Valentine Monnier, a 62 year old French actress, revealed in an interview with Le Parisien that director Roman Polanski violently raped her in 1975 at his skiing chalet in Gstaad, Switzerland. At the time, Monnier was 18 years old while Polanski was 42. She told Le Parisien that she went to Polanski’s skiing chalet with a group of friends, even though she did not know him personally.

Polanski had made sexual advances towards her while they were seated together on a ski lift. Even though Monnier had expressed her disinterest, he asked her for a private moment alone with her after dinner. “Life had not yet taught me to be suspicious,” she explained to the paper. Polanski then emerged fully nude and raped her.

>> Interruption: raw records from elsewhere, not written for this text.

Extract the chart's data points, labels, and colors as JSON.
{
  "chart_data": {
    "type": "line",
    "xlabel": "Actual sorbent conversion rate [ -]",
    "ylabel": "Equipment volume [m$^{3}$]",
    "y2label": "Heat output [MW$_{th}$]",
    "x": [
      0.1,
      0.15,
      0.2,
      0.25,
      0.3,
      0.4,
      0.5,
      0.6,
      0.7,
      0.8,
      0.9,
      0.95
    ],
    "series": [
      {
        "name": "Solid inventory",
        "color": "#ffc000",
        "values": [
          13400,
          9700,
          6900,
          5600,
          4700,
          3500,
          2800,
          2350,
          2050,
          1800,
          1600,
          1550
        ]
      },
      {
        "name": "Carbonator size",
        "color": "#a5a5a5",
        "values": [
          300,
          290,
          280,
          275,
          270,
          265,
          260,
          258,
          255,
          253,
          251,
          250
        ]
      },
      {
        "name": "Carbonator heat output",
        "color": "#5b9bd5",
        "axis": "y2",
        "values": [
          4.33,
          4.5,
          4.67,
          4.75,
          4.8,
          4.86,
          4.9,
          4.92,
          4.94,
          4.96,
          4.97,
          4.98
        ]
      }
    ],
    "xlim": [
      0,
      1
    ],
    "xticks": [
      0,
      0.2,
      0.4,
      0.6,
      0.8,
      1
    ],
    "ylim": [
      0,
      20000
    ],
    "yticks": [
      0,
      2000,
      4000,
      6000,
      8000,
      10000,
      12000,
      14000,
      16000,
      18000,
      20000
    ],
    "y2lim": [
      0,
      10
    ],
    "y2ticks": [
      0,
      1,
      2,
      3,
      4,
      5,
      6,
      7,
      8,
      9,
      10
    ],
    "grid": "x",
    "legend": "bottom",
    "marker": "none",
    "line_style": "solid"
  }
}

Monnier is the sixth woman to accuse Polanski of rape. His other accusers all allege that he sexually assaulted them when they were teenagers or younger, the youngest having been 10 years old when he is said to have molested her. Perhaps the most recognizable case is that of Samantha Geimer (née Gailey), who, in 1977, accused him of drugging her and raping her after taking photographs of her for the magazine Vogue Hommes. He was commissioned to take a series of photos of adolescent girls, and later said that he wanted to depict them as “sexy, pert, and thoroughly human.”

Polanski was indicted on six criminal counts, including sodomy, sexual intercourse with a minor, and rape by the use of drugs. He then fled to France in 1978 to avoid being charged, and has been living there ever since. Prosecutors in Los Angeles have tried for years to bring Polanski back to the United States to resolve the case, but the French government has refused to extradite him.

In Monnier’s case, the statute of limitations for rape in France is 20 years, meaning that there is no way for Polanski to face charges. She said that she decided to come forward with her story because the publicity surrounding Polanski’s new film, “J’Accuse” (named “An Officer and a Spy” in English) has revived traumatic memories for her. The film is about Captain Alfred Dreyfus, a French-Jewish officer who was wrongly accused of spying for Germany in the 1890’s. Polanski has said in interviews that he feels he can relate to Dreyfus’s story because he has also been repeatedly targeted by these accusations.

“Is this tenable, under the pretext of a film, the cover of history to hear ‘I accuse’ from the man who marked you like with iron when it is forbidden for you, the victim, to accuse him?” Monnier said to Le Parisien. Before publicly coming forward, she had written to both French first lady, Brigitte Macron and the junior minister for gender equality, Marlène Schiappa, in 2018. Schiappa wrote back to Monnier, admiring her for “breaking a 42 year long silence.”